定期建物賃貸借契約はそもそも期間を定めた賃貸借契約のため、中途解約を認めてしまうと「残存期間の賃料を受け取れない」など、賃貸人に不利な契約になってしまうからです。
しかし、以下の3つのケースに当てはまれば、例外として中途解約が認められる場合があります。
解約権留保特約をつけて契約をしていた場合、契約期間内であっても中途解約することが可能です。
事業用として契約を結ぶ場合に、話し合われることが多い条項になります。
残りの契約期間の賃料を支払うことによって、中途解約できる場合があります。賃貸人にとっても、「残りの賃料を受け取れない」というデメリットが解消されるので、双方で合意に至れば契約期間内であっても解約が可能となります。

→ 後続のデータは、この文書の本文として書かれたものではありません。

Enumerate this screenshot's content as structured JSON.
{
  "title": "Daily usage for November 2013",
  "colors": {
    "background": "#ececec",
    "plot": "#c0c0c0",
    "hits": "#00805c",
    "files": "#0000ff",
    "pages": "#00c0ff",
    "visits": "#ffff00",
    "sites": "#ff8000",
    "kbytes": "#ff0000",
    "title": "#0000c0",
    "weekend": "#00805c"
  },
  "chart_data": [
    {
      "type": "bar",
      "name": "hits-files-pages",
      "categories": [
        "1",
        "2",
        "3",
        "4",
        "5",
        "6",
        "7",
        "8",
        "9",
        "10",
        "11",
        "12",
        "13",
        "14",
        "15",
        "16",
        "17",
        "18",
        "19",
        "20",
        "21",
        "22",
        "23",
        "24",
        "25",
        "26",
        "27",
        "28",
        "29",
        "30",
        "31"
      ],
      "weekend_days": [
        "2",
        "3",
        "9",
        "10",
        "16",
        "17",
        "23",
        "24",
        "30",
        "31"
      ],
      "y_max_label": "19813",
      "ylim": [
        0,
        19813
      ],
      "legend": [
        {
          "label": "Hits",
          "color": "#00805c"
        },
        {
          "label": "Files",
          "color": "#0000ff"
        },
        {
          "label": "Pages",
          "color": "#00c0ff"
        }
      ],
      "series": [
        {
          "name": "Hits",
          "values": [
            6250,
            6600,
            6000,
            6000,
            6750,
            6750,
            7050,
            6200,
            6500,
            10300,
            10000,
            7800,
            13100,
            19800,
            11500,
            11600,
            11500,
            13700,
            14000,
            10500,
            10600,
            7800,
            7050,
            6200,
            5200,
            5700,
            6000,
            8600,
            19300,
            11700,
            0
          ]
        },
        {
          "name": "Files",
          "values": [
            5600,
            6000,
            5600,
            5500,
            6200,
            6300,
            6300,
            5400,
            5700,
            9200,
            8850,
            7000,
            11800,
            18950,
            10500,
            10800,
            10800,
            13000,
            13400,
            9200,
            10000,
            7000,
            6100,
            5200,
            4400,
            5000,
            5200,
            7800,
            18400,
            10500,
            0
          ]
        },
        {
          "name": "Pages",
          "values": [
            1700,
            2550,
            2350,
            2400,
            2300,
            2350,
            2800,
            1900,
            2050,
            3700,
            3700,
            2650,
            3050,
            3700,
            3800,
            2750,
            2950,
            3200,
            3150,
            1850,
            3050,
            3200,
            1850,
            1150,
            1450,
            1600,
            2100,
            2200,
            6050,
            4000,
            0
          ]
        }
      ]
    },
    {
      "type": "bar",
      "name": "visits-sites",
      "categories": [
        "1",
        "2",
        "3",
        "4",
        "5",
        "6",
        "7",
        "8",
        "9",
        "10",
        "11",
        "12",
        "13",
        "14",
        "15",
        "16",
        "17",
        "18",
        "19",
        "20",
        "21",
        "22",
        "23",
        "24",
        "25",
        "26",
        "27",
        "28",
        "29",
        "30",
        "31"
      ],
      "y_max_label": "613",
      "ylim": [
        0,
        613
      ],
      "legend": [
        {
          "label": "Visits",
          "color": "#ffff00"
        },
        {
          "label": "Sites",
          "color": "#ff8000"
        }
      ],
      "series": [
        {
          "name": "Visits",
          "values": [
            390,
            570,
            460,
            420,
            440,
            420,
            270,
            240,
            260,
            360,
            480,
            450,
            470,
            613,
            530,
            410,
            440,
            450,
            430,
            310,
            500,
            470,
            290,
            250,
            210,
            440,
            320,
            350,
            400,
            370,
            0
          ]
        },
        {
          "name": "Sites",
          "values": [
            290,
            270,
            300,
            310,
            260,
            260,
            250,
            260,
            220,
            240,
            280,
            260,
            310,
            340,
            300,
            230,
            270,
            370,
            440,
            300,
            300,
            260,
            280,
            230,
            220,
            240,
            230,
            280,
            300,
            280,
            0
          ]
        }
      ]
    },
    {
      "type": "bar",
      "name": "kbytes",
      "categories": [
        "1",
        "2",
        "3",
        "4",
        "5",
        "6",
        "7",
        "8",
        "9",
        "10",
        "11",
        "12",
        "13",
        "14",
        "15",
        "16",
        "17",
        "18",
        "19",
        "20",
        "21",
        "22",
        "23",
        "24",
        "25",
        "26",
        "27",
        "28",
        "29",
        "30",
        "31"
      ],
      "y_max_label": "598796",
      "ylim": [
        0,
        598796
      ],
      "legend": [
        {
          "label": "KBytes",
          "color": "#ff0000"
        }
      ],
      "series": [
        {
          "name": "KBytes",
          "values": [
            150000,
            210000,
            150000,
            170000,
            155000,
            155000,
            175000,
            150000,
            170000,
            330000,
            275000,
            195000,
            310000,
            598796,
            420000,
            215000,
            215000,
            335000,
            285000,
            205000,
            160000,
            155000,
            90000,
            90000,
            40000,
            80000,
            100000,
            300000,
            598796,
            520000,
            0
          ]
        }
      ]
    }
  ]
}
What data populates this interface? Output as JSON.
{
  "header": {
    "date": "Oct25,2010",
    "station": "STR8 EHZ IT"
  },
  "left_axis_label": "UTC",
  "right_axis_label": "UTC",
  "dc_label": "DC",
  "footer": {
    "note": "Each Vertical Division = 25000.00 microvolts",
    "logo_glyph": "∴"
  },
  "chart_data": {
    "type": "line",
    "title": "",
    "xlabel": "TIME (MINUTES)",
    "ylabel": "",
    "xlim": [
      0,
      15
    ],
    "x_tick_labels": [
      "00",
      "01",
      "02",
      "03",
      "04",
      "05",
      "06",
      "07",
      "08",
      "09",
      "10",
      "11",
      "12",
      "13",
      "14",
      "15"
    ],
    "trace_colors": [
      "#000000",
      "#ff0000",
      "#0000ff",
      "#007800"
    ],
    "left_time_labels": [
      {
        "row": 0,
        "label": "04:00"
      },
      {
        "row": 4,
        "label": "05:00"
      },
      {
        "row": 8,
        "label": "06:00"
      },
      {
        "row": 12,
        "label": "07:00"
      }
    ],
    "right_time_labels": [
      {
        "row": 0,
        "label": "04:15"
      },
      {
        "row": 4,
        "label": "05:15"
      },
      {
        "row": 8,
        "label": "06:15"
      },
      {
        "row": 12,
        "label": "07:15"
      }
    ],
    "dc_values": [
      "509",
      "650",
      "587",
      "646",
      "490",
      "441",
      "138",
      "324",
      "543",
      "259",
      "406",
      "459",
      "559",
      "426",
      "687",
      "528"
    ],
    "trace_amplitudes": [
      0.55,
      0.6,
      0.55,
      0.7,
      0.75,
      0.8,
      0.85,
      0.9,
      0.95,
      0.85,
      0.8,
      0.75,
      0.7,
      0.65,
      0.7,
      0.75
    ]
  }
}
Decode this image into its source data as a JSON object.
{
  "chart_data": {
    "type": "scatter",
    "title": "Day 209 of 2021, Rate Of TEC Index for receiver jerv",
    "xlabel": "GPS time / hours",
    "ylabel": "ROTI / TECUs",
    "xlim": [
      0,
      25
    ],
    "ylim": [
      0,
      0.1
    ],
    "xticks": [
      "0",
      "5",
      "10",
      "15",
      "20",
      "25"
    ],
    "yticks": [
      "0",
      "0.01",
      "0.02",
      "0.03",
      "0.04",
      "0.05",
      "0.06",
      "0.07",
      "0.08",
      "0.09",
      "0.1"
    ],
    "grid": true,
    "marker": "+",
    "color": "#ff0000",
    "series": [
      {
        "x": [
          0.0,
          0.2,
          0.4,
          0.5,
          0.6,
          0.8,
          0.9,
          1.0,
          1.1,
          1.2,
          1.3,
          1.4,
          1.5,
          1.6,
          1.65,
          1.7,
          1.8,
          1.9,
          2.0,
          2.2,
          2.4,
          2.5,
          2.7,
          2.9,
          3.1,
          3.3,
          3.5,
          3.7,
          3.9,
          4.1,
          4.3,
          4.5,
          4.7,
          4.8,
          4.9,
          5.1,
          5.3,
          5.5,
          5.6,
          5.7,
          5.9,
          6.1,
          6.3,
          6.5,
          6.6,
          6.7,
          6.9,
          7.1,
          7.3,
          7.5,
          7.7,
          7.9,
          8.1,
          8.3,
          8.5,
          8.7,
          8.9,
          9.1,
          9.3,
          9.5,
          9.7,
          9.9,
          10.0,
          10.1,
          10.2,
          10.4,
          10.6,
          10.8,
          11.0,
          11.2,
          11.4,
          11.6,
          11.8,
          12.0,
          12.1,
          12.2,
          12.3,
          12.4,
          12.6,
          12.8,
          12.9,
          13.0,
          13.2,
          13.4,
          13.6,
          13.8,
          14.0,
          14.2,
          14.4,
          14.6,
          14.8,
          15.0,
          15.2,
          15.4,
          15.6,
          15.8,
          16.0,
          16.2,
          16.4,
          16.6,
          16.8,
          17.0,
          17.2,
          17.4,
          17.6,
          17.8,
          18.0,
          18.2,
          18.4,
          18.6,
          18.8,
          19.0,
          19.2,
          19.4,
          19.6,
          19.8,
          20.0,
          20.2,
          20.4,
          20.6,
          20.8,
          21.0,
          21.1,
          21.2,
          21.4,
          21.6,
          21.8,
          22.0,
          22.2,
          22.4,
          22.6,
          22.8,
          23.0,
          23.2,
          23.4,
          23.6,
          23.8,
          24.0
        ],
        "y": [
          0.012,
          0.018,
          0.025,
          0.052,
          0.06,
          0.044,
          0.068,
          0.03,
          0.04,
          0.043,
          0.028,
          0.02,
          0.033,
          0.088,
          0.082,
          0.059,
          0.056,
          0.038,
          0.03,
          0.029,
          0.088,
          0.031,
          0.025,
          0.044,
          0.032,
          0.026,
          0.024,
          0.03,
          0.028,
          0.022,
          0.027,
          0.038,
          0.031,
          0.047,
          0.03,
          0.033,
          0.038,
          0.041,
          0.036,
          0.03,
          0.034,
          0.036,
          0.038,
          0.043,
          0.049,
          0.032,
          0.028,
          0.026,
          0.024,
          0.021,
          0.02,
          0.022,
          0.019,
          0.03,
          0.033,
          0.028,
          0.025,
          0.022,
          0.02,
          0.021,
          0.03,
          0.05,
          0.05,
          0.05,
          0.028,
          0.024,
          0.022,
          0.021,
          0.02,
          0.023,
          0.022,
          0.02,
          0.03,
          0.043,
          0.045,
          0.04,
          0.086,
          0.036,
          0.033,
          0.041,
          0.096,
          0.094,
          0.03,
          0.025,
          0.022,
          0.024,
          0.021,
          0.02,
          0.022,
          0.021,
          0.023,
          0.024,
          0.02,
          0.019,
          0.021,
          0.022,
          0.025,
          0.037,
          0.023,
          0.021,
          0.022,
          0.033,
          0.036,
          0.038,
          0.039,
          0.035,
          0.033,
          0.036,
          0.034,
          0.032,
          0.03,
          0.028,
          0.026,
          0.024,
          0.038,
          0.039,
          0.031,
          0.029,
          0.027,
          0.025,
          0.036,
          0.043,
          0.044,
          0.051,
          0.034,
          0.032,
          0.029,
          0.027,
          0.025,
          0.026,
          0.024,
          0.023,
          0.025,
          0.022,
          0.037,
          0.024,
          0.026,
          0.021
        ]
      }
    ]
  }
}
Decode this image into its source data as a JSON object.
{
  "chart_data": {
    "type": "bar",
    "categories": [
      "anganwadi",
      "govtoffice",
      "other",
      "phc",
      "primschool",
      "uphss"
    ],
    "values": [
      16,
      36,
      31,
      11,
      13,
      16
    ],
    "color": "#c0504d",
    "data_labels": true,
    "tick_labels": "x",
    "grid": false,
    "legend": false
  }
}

契約時に解約権留保特約をつけていなくても、中途解約権を行使できる場合があります。
そのためには、以下の3つの条件を満たしている必要があります。
・物件を居住目的で使用していること
・物件の床面積が200平方メートル未満であること
・やむを得ない事情が発生し、建物を自己の生活の本拠として使用することが困難となったこと
やむを得ない事情としては「転勤」「療養」「介護」などが挙げられますが、明確な定めはなく、双方の話し合いや裁判所の判断に委ねられます。「ほかに物件を購入したため」など、過去に認められないケースもありました。あくまで中途解約は例外です。万が一解約せざるを得ない事情が契約後に発生した場合は、これらのケースに当てはまるか確認することが必要です。
いかがだったでしょうか。
定期建物賃貸借契約とは期間の定められた賃貸借契約になり、さまざまな特徴やルールがあります。
それらをすべて把握して契約するのがむずかしい場合は、法律家や不動産仲介業者など、専門的な知識を持った方たちに相談し、適切な手続きを進めるように努めましょう。